FIG. 1 shows an exemplary prior art dual aperture optical system 100, with a first aperture 110 and a second aperture 120 directed to a target object 101. The optical system 100 routes a first image 111 from the first aperture 110 through a blending device 150, such as a prism, to an eyepiece 160. Similarly, the optical system 100 routes a second image 121 from the second aperture 120 through the blending device 150 to the eyepiece 160 via a reflector 170. Due to the different perspectives of the first aperture 110 and the second aperture 120, the position of the image of the target 101 within the first aperture image 111 is different from the position of the image of the target 101 within the second aperture image 121. When the first aperture image 111 and the second aperture image 121 are blended by the blending device 150 to form a blended image 161 at the eyepiece 160, the blended image 161 displays parallax errors.
The position of the first image 111 and/or the second image 121 may be corrected so that the images of the target 101 align in the blended image 161. However, this positional correction will only be appropriate for targets at a predetermined distance from the apertures 110, 120. In particular, when the longitudinal axis of the first aperture 110 and the longitudinal axis of the second aperture 120 are aligned such that the blended images of a target at a predetermined distance are aligned in the eyepiece 160, objects at distances other than the predetermined distance are offset in the eyepiece 160. This offset increases as the target distance varies from the predetermined distance. This parallax offset may be corrected by adjusting the position of one image or the other in the eyepiece 160. For example, circuitry may be employed to adjust the position of one image or the other in the eyepiece, such that the images remain aligned even as the distance of the target 101 from the image system 100 changes. Such circuitry is described, for example, by U.S. Patent Publication No. 2007/0235634.

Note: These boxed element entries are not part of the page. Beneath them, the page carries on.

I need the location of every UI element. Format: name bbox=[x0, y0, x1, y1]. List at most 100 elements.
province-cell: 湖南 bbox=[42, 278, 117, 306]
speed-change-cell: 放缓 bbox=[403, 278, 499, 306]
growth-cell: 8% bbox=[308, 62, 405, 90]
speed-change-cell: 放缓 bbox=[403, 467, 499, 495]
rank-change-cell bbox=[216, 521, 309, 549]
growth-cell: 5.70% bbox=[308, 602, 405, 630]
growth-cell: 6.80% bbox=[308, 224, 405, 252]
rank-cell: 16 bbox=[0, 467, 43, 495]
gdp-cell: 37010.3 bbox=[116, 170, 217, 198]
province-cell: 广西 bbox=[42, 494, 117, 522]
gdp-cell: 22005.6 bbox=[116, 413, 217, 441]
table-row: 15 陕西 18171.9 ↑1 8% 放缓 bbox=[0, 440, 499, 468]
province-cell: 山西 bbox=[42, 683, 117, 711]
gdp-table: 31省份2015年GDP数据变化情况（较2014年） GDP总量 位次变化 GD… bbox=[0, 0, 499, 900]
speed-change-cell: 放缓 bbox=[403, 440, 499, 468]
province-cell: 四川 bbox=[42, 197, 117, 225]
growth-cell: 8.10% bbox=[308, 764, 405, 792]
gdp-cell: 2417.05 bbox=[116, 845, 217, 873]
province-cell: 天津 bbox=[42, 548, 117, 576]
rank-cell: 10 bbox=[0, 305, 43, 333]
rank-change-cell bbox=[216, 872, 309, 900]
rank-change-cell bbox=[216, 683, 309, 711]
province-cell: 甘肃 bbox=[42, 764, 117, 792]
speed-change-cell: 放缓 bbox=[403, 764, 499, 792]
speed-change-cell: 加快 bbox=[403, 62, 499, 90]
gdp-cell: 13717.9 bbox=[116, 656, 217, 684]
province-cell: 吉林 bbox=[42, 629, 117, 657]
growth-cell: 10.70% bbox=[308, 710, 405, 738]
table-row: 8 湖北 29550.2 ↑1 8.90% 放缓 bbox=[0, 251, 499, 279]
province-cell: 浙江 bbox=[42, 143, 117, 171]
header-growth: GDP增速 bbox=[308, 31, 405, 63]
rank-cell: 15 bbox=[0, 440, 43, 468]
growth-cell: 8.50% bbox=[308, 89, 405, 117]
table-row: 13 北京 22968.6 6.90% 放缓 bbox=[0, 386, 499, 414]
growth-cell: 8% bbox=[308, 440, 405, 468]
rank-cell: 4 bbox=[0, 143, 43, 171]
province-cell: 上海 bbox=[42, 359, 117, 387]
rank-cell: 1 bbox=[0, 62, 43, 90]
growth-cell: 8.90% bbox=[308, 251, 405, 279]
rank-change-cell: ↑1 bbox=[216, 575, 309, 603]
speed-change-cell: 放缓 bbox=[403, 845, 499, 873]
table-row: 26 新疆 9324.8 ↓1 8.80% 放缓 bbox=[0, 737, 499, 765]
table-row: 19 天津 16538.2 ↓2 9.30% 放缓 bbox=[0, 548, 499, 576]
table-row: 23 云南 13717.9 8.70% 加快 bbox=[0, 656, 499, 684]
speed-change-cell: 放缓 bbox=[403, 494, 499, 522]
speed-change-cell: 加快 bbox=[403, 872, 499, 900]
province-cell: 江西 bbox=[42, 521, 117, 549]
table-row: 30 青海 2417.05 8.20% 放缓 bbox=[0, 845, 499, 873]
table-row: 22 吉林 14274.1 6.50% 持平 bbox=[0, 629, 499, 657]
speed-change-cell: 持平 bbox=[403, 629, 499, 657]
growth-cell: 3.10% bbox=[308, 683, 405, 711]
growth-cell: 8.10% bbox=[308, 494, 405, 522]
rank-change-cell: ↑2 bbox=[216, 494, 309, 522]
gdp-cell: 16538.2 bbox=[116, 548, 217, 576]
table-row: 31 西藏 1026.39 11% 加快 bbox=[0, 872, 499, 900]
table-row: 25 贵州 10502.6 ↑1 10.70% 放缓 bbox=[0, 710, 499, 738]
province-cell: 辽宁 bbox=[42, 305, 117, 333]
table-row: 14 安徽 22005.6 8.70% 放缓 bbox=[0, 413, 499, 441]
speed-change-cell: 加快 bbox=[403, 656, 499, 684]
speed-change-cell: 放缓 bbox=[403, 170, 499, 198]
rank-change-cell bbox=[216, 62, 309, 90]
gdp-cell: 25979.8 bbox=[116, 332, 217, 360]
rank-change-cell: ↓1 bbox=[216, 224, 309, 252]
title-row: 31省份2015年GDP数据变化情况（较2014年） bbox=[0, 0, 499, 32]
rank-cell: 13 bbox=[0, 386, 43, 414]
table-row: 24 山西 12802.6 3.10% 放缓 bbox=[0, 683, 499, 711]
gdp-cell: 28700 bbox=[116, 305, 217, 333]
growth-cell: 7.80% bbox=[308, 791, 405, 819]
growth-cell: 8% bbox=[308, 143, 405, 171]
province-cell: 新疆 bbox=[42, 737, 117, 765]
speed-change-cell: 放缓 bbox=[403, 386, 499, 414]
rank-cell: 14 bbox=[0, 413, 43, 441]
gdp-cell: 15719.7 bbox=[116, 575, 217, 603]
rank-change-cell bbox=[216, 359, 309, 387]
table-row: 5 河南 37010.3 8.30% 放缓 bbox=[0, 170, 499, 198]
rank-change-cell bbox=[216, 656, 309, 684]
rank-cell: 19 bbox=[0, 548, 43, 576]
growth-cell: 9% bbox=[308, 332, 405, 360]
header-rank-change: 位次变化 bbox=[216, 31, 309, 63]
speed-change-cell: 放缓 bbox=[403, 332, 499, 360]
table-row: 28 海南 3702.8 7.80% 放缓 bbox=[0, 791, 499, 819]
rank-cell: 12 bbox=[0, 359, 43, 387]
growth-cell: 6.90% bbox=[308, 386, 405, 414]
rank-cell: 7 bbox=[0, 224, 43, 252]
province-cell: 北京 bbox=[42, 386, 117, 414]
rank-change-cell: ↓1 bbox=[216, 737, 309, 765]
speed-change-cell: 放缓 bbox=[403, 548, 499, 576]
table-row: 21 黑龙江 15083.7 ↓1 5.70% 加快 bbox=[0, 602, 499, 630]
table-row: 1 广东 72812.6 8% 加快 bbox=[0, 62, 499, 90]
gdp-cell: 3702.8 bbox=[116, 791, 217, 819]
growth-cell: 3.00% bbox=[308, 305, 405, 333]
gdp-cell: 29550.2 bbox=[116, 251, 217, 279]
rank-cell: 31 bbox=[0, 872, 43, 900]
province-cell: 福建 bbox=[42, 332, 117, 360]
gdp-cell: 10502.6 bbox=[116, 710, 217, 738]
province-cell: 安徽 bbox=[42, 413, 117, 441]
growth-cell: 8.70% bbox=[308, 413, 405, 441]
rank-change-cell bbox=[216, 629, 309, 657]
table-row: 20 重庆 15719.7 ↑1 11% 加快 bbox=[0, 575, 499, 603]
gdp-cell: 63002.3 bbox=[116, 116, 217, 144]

This type of parallax compensation generally uses the distance of the target and the distance between apertures to calculate the image offset correction amount. The distance of the target is determined from the focus setting required to produce a focused image of the target. This requires that the depth of focus of the optics is sufficiently small that a change in object distance causes the object to go out of focus, thereby requiring a change to the focus setting, before a parallax error becomes apparent. However, under certain conditions, such as a large change of temperature, the focus setting may not be a function of the distance of the target alone. Optics with a sufficiently small depth of focus are typically sensitive to thermal defocus, thereby requiring a change to the focus setting when subjected to a large change of temperature. Therefore, the correct image offset for parallax compensation cannot be determined from the focus setting alone under these conditions. There is a need in the industry to address the abovementioned deficiencies.